As I pointed out earlier this week, Pennsylvania public school spending is at an all-time high. In fact, the state's per student spending is significantly above the national average.
James’ analysis adds that the latest state budget represents yet another increase in state funding for public schools, building on the all-time high established during the 2015-16 fiscal year.
Even the Secretary of Education recognized the commonwealth's education spending is high—relative to other states—and represents increases rather than cuts to funding levels. Detractors normally concede this point, but they respond with “it’s not the amount of funding, it is the inequality.”
They cite data showing a large gap in spending between wealthy (low-poverty) and poor (high-poverty) districts. Here’s the rub: That data shows Pennsylvania spends more per student in every category of districts. That is, even Pennsylvania’s high-poverty districts spend more than high-poverty districts nationally.

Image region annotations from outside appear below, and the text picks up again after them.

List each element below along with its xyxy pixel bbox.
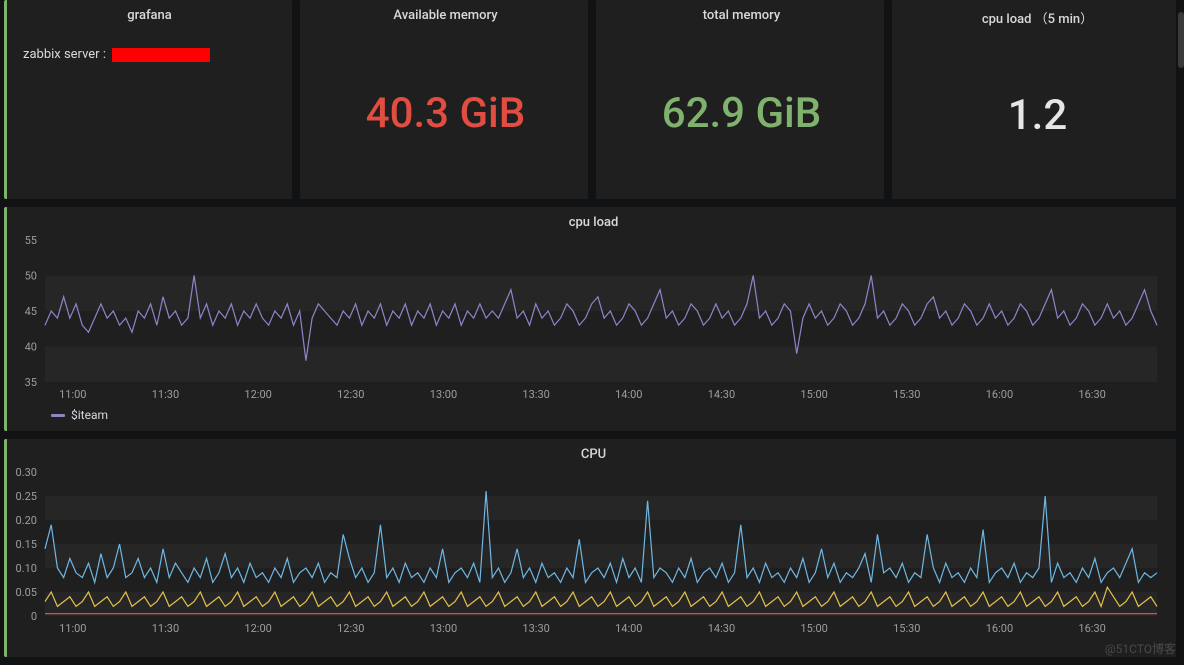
legend-item[interactable]: $iteam <box>51 408 108 422</box>
chart-legend: $iteam <box>7 404 1180 428</box>
stat-value: 40.3 GiB <box>303 27 588 199</box>
panel-total-memory[interactable]: total memory 62.9 GiB <box>596 0 884 199</box>
stat-value: 1.2 <box>895 31 1180 199</box>
panel-info[interactable]: grafana zabbix server : <box>4 0 292 199</box>
panel-title: grafana <box>7 0 292 27</box>
svg-text:12:30: 12:30 <box>337 388 364 401</box>
svg-text:13:30: 13:30 <box>522 622 549 635</box>
panel-available-memory[interactable]: Available memory 40.3 GiB <box>300 0 588 199</box>
panel-title: cpu load （5 min） <box>895 0 1180 31</box>
svg-text:55: 55 <box>25 234 37 247</box>
svg-text:0.05: 0.05 <box>16 586 37 599</box>
panel-title: total memory <box>599 0 884 27</box>
svg-text:12:30: 12:30 <box>337 622 364 635</box>
svg-text:35: 35 <box>25 376 37 389</box>
svg-text:13:00: 13:00 <box>430 388 457 401</box>
svg-text:0.25: 0.25 <box>16 490 37 503</box>
svg-text:16:30: 16:30 <box>1078 388 1105 401</box>
scrollbar[interactable] <box>1176 0 1184 665</box>
svg-text:16:30: 16:30 <box>1078 622 1105 635</box>
legend-label: $iteam <box>71 408 108 422</box>
svg-text:15:00: 15:00 <box>800 388 827 401</box>
panel-title: CPU <box>7 439 1180 466</box>
svg-text:0.10: 0.10 <box>16 562 37 575</box>
svg-text:50: 50 <box>25 270 37 283</box>
svg-text:11:30: 11:30 <box>152 388 179 401</box>
svg-text:14:30: 14:30 <box>708 388 735 401</box>
svg-text:11:30: 11:30 <box>152 622 179 635</box>
svg-text:15:00: 15:00 <box>800 622 827 635</box>
svg-text:0: 0 <box>31 610 37 623</box>
zabbix-label: zabbix server : <box>23 47 106 62</box>
panel-title: Available memory <box>303 0 588 27</box>
svg-text:0.30: 0.30 <box>16 466 37 479</box>
svg-text:16:00: 16:00 <box>986 388 1013 401</box>
svg-text:16:00: 16:00 <box>986 622 1013 635</box>
scrollbar-thumb[interactable] <box>1178 12 1184 68</box>
stat-value: 62.9 GiB <box>599 27 884 199</box>
panel-title: cpu load <box>7 207 1180 234</box>
svg-text:12:00: 12:00 <box>244 388 271 401</box>
svg-text:15:30: 15:30 <box>893 388 920 401</box>
svg-text:11:00: 11:00 <box>59 388 86 401</box>
chart-cpu[interactable]: 0 0.05 0.10 0.15 0.20 0.25 0.30 11:00 11:30 12:00… <box>7 466 1180 638</box>
svg-text:0.15: 0.15 <box>16 538 37 551</box>
redacted-value <box>112 48 210 62</box>
svg-text:13:00: 13:00 <box>430 622 457 635</box>
svg-text:14:30: 14:30 <box>708 622 735 635</box>
svg-text:15:30: 15:30 <box>893 622 920 635</box>
svg-text:45: 45 <box>25 305 37 318</box>
chart-cpu-load[interactable]: 35 40 45 50 55 11:00 11:30 12:00 12:30 13:00 13:30… <box>7 234 1180 404</box>
svg-text:14:00: 14:00 <box>615 622 642 635</box>
svg-text:12:00: 12:00 <box>244 622 271 635</box>
panel-cpu-load-chart[interactable]: cpu load 35 40 45 50 55 11:00 11:30 12:00 12:30 1… <box>4 207 1180 431</box>
svg-text:40: 40 <box>25 341 37 354</box>
legend-swatch <box>51 414 65 417</box>
svg-text:14:00: 14:00 <box>615 388 642 401</box>
svg-text:13:30: 13:30 <box>522 388 549 401</box>
svg-text:11:00: 11:00 <box>59 622 86 635</box>
panel-cpu-chart[interactable]: CPU 0 0.05 0.10 0.15 0.20 0.25 0.30 11:00 11:30 1… <box>4 439 1180 657</box>
panel-cpu-5min[interactable]: cpu load （5 min） 1.2 <box>892 0 1180 199</box>
svg-text:0.20: 0.20 <box>16 514 37 527</box>
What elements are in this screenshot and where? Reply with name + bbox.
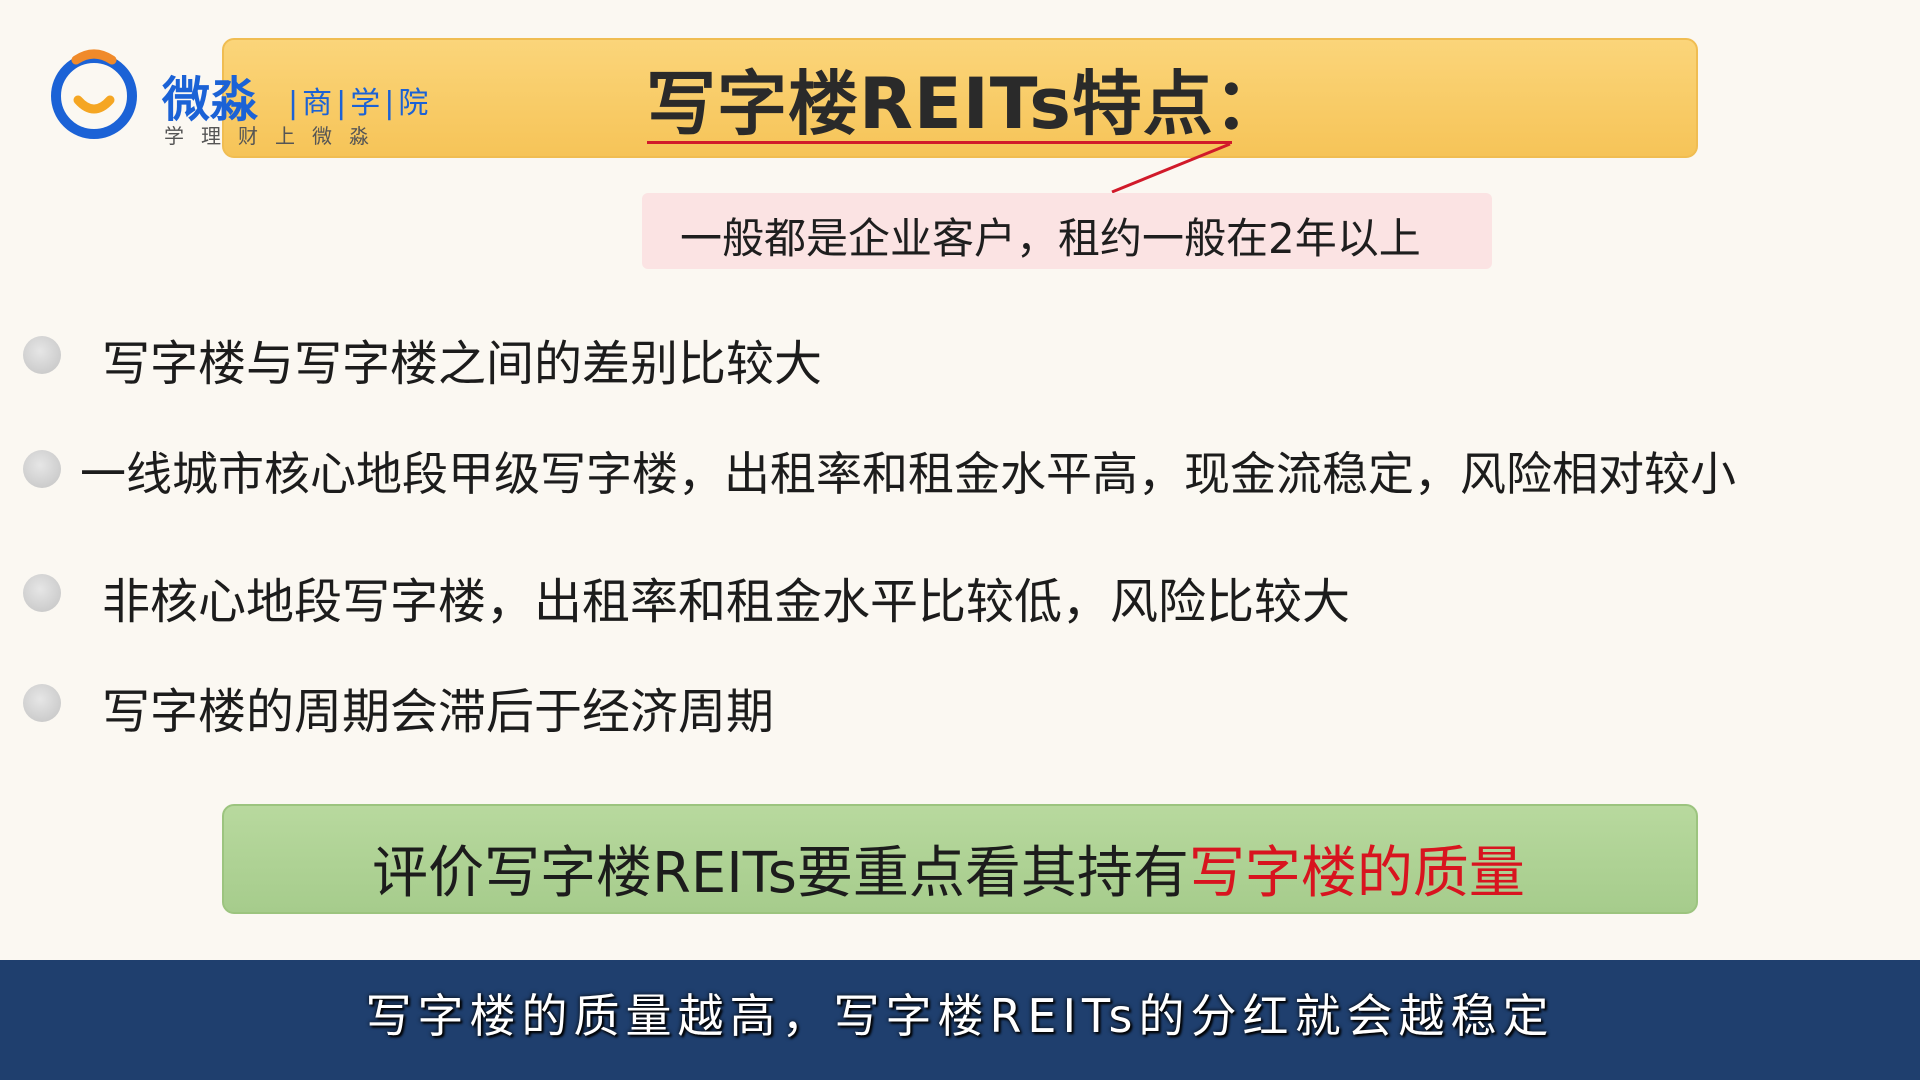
summary-text: 评价写字楼REITs要重点看其持有写字楼的质量 bbox=[372, 828, 1525, 909]
bullet-item: 写字楼与写字楼之间的差别比较大 bbox=[102, 336, 823, 392]
callout-text: 一般都是企业客户，租约一般在2年以上 bbox=[680, 214, 1421, 263]
bullet-dot bbox=[23, 450, 61, 488]
bullet-dot bbox=[23, 574, 61, 612]
summary-prefix: 评价写字楼REITs要重点看其持有 bbox=[372, 841, 1189, 906]
bullet-dot bbox=[23, 684, 61, 722]
bullet-item: 非核心地段写字楼，出租率和租金水平比较低，风险比较大 bbox=[102, 574, 1351, 630]
subtitle-caption: 写字楼的质量越高，写字楼REITs的分红就会越稳定 bbox=[365, 989, 1555, 1043]
bullet-item: 一线城市核心地段甲级写字楼，出租率和租金水平高，现金流稳定，风险相对较小 bbox=[80, 447, 1736, 501]
bullet-item: 写字楼的周期会滞后于经济周期 bbox=[102, 684, 775, 740]
bullet-dot bbox=[23, 336, 61, 374]
summary-highlight: 写字楼的质量 bbox=[1188, 841, 1525, 906]
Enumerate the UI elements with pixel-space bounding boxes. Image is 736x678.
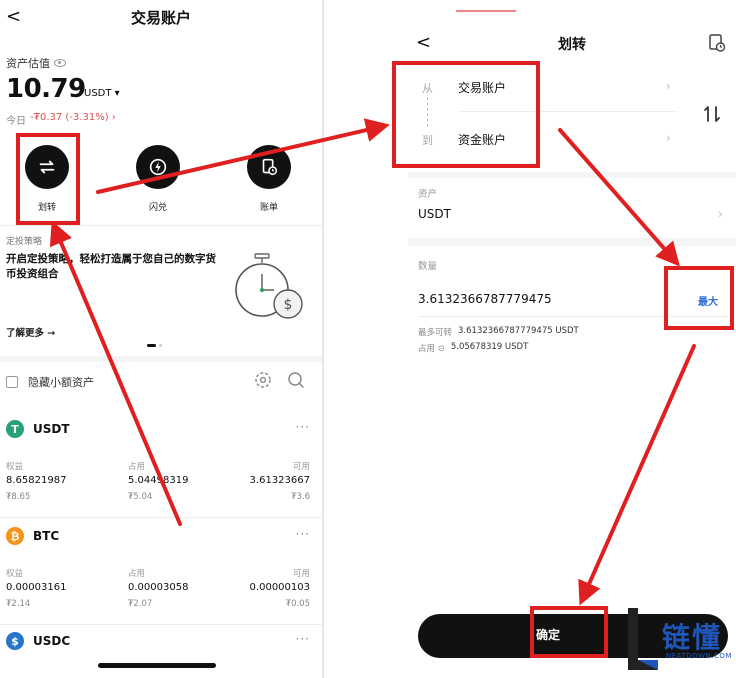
equity-fiat: ₮8.65 [6,492,31,502]
page-title: 划转 [558,37,586,53]
asset-estimate-label: 资产估值 [6,57,50,70]
more-button[interactable]: ··· [296,420,310,434]
max-transfer-value: 3.6132366787779475 USDT [458,326,579,336]
asset-estimate-row: 资产估值 [6,55,66,71]
swap-icon[interactable] [702,104,722,124]
highlight-confirm-box [530,606,608,658]
bill-clock-icon [262,158,278,176]
screen-divider [322,0,324,678]
available-fiat: ₮3.6 [291,492,310,502]
available-caption: 可用 [292,569,310,579]
equity-value: 0.00003161 [6,582,67,593]
carousel-dots [147,344,162,347]
occupied-value: 5.05678319 USDT [450,342,529,352]
chevron-right-icon[interactable]: › [666,131,671,145]
strategy-tag: 定投策略 [6,237,43,247]
unit-selector[interactable]: USDT ▾ [84,88,120,99]
page-title: 交易账户 [130,9,191,27]
available-value: 3.61323667 [249,475,310,486]
asset-row-usdt[interactable]: T USDT ··· 权益 占用 可用 8.65821987 5.0449831… [0,412,322,517]
asset-name: BTC [33,529,60,543]
highlight-max-box [664,266,734,330]
asset-selector[interactable]: USDT [418,207,451,221]
available-fiat: ₮0.05 [285,599,310,609]
occupied-label: 占用 ⊙ [418,344,445,354]
bill-label: 账单 [259,203,278,213]
top-accent-line [456,10,516,12]
divider [0,517,322,518]
quantity-input[interactable]: 3.6132366787779475 [418,292,552,306]
divider [0,624,322,625]
equity-caption: 权益 [6,462,24,472]
occupied-caption: 占用 [128,569,146,579]
occupied-row: 占用 ⊙ 5.05678319 USDT [418,342,528,354]
target-icon[interactable] [254,371,272,389]
hide-small-assets-toggle[interactable]: 隐藏小额资产 [6,374,94,390]
home-indicator [98,663,216,668]
asset-name: USDT [33,422,70,436]
svg-text:$: $ [284,297,293,313]
asset-row-usdc[interactable]: $ USDC ··· [0,626,322,666]
section-band [0,356,322,362]
quantity-label: 数量 [418,261,438,272]
equity-fiat: ₮2.14 [6,599,31,609]
eye-icon[interactable] [54,59,66,67]
available-caption: 可用 [292,462,310,472]
btc-coin-icon: ₿ [6,527,24,545]
occupied-caption: 占用 [128,462,146,472]
flash-swap-label: 闪兑 [148,203,167,213]
lightning-circle-icon [149,158,167,176]
equity-value: 8.65821987 [6,475,67,486]
today-change: -₮0.37 (-3.31%) › [30,112,116,123]
checkbox[interactable] [6,376,18,388]
learn-more-link[interactable]: 了解更多 → [6,325,55,339]
more-button[interactable]: ··· [296,527,310,541]
asset-label: 资产 [418,189,438,200]
trading-account-screen: < 交易账户 资产估值 10.79 USDT ▾ 今日 -₮0.37 (-3.3… [0,0,322,678]
section-band [408,238,736,246]
brand-name: 链懂 [662,621,723,654]
max-transfer-label: 最多可转 [418,328,453,338]
asset-row-btc[interactable]: ₿ BTC ··· 权益 占用 可用 0.00003161 0.00003058… [0,519,322,624]
total-amount: 10.79 [6,74,86,104]
max-transfer-row: 最多可转 3.6132366787779475 USDT [418,326,579,338]
bill-button[interactable] [247,145,291,189]
divider [0,225,322,226]
hide-small-assets-label: 隐藏小额资产 [28,376,94,389]
highlight-transfer-box [16,133,80,225]
asset-name: USDC [33,634,71,648]
strategy-banner-text[interactable]: 开启定投策略，轻松打造属于您自己的数字货币投资组合 [6,252,216,282]
occupied-fiat: ₮2.07 [128,599,153,609]
usdc-coin-icon: $ [6,632,24,650]
highlight-accounts-box [392,61,540,168]
clock-coin-illustration: $ [235,253,303,319]
more-button[interactable]: ··· [296,632,310,646]
chevron-right-icon[interactable]: › [718,207,723,221]
equity-caption: 权益 [6,569,24,579]
brand-site: NEATDOWN.COM [666,652,732,660]
usdt-coin-icon: T [6,420,24,438]
section-band [408,172,736,178]
history-icon[interactable] [708,33,726,53]
flash-swap-button[interactable] [136,145,180,189]
chevron-right-icon[interactable]: › [666,79,671,93]
search-icon[interactable] [287,371,305,389]
today-label: 今日 [6,116,26,127]
occupied-fiat: ₮5.04 [128,492,153,502]
today-pnl[interactable]: 今日 -₮0.37 (-3.31%) › [6,112,116,127]
occupied-value: 5.04498319 [128,475,189,486]
occupied-value: 0.00003058 [128,582,189,593]
available-value: 0.00000103 [249,582,310,593]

What does this mean? If greater “equality” is the goal, we could cut spending by wealthy districts (caps on local school property taxes would be a way to do this) and spend at the national average. These two changes would produce greater equality between districts.
Ironically, government unions, the school boards association, and their allies have lobbied against efforts to control property tax increases.
These statistics aren't meant to downplay or ignore the equity in education funding. As we've made clear in the past, Pennsylvania’s practice of “hold harmless” has created a vast disparity in state funding per student. Hold harmless is the practice of guaranteeing each school district at least the amount of state funding they received in the prior year—regardless of enrollment changes.
The result—over decades—is that districts with declining enrollments receive far more aid per student. Meanwhile, areas with growing student populations have not gotten increases to match their enrollment.
Phasing out the “hold harmless” formula so all state aid is distributed using the new student-based funding formula would fix this problem—without requiring a multibillion dollar tax increase.